Cricket stars fire back at ‘petty’ ScoMo
Indigenous cricketer Dan Christian has hit back at Prime Minister Scott Morrison's comments after he labelled the omission of Australia Day references in the BBL as "pretty ordinary".
The public holiday matches will now be promoted as "January 26" games after consultation with Indigenous leaders.
With the BBL set to have three games on the public holiday, the change aims to make the games more inclusive for people who regard the day as one to mourn Aboriginal lives lost.
Prime Minister Morrison hit out at the decision and told Cricket Australia to stay out of politics.
"A bit more focus on cricket, a little less focus on politics would be my message to Cricket Australia," he told Queensland's 4RO Radio on Thursday.
"I think that's pretty ordinary. But I mean, that's what they're putting on their press releases."
He also told reporters: "It's not cricket. That would be my reaction. Australian cricket fans would like Cricket Australia to focus a lot more on cricket and a lot less on politics."
Mr Morrison also caused a stir with further comments about Australia Day, telling reporters: "You know on Australia Day, it's all about acknowledging how far we've come. When those 12 ships turned up in Sydney all those years ago, it wasn't a particularly flash day for the people on those vessels either."

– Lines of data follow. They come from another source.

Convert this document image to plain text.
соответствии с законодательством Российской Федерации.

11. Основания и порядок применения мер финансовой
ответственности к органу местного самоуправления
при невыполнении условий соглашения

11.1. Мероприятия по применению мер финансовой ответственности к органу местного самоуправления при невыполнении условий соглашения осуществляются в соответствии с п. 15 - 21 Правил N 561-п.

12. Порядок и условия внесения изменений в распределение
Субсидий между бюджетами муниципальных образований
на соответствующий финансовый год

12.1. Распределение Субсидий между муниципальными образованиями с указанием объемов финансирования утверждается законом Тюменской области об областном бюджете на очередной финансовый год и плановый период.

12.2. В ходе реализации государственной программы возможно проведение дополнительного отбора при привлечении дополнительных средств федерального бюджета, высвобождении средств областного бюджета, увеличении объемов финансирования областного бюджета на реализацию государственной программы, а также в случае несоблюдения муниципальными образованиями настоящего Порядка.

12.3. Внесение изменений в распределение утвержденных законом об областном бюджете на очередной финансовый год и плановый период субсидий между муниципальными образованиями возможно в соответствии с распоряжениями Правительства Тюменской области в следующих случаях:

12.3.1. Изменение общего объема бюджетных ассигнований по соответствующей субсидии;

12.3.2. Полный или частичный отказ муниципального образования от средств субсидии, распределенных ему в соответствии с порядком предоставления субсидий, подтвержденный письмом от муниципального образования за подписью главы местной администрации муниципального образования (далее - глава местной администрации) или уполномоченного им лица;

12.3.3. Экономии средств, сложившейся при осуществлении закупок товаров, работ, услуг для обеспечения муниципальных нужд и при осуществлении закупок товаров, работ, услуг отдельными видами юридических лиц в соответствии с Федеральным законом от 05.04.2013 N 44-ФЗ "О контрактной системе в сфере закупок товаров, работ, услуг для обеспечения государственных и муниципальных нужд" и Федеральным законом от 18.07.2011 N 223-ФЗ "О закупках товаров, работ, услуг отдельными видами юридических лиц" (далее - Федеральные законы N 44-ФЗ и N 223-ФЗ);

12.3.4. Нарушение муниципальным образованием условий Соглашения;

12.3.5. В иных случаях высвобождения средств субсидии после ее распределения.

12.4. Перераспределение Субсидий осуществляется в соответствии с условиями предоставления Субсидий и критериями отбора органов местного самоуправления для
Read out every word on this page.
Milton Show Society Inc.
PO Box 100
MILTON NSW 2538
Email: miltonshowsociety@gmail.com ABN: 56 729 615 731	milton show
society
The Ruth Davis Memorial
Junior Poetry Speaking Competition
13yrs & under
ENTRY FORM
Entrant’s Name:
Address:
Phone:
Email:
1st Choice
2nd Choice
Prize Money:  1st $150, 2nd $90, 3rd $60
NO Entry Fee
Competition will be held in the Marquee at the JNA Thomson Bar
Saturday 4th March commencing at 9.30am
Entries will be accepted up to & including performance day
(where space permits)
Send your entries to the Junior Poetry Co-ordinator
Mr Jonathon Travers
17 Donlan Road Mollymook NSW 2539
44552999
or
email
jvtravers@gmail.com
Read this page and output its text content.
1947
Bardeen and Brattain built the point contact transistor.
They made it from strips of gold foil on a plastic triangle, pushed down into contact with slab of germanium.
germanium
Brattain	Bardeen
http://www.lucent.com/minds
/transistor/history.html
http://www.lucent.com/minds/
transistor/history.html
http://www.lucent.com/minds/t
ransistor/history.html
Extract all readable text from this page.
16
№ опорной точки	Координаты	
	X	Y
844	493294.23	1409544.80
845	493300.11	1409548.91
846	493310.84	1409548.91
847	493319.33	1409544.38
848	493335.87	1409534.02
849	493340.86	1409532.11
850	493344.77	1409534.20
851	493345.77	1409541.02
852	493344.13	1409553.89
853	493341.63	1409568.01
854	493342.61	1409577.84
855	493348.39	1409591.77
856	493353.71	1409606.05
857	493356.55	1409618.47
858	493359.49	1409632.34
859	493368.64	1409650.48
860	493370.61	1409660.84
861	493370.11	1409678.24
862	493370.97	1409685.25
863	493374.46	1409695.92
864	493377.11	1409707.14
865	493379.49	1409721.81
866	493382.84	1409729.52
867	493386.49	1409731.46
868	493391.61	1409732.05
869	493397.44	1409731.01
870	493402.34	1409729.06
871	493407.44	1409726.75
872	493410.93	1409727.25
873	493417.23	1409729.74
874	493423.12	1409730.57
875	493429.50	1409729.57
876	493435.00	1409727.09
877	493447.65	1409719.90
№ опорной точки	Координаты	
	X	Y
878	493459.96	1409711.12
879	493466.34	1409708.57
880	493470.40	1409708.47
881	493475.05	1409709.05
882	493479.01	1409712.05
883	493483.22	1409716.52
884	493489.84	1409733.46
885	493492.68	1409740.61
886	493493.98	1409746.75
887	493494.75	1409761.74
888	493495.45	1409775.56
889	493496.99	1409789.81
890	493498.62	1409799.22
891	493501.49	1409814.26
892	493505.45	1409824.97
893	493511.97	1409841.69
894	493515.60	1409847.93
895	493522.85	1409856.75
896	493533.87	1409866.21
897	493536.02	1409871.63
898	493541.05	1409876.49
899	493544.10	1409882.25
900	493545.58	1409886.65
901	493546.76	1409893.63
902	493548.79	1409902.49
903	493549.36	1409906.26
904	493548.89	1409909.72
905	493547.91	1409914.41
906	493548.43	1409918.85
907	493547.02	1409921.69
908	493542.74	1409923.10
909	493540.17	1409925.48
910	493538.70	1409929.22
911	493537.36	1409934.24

But Christian, who plays for the Sydney Sixers and has had a successful T20 career around the world, has hit back at Mr Morrison's comments.
Christian was born in Narrandera in New South Wales and is proud Wiradjuri man.
@ScottMorrisonMP read the room Mr Prime Minister. @CricketAus are leading the way because your government won’t. There’ll be millions of kids watching our @BBL games on the 26th January, and they’ll see us taking a knee against racism, and promoting inclusion for all. Take note.— Dan Christian (@danchristian54) January 22, 2021
Ahead of making his T20 debut for Australia in 2010, Christian spoke of his Indigenous heritage.
"I'm an Aboriginal man from the Wiradjuri tribe in NSW, that's all through my dad's side of the family, and they're all born and bred from down there," he said at the time.
"I've grown up in that environment, and I'm an Aboriginal man … it is what it is."
Several Big Bash teams have taken a knee before each game, including Christian's Sixers side.
But he had some support from former Australian star Usman Khawaja as well, who labelled Mr Morrison's comments as "pretty petty" and that Cricket Australia "could say the same thing vice versa".
I think for ScoMo to say to CA "a bit more focus on cricket and a little less focus on politics" is pretty petty. CA could say the same thing vice versa but what's that going to solve. Someone needs to take action to figure out what works for us as a nation. Well said mate 👍🏾 https://t.co/KjwK5VY1mE— Usman Khawaja (@Uz_Khawaja) January 22, 2021
The cricketers aren't the only ones to fire back at Mr Morrison with Olympic legend Cathy Freeman also slamming the comments.
You can’t compare the experiences of those 12 ships that first arrived to— Cathy Freeman (@CathyFreeman) January 22, 2021
this country to what their arrival meant for all generations of Australia's First Nations people!
It's the age old debate of whether sportspeople should delve into politics but Mr Morrison has been accused of using sport for political purposes, as a photo of him talking to Steve Smith in the middle of last years' bushfire crisis re-emerged.
Sports writer Daniel Jeffrey shared the photo and wrote: "I like the part where Scotty is allowed to focus on cricket (during a horrific bushfire season) but Cricket Australia isn't allowed to focus on politics."
Damien Peck tweeted: "OK, but can we now ban all politicians from sport?"
Within the Big Bash there is a split as well as the Melbourne Stars and Sydney Sixers play off.
The Sixers will follow the Cricket Australia recommendation to refer to the event as January 26, while the Stars will promote the match as an "Australia Day" clash.
Stars general manager Nick Cummins told News Corp that a proper debate should be held over changing the date.
"We are referring to it as Australia Day," Cummins said. We believe there's a broader conversation that needs to be had about Australia Day and the date but that needs to be had in conjunction with all stakeholders in Victorian Cricket and done in a timely and constructive manner and not rushed through and done arbitrarily."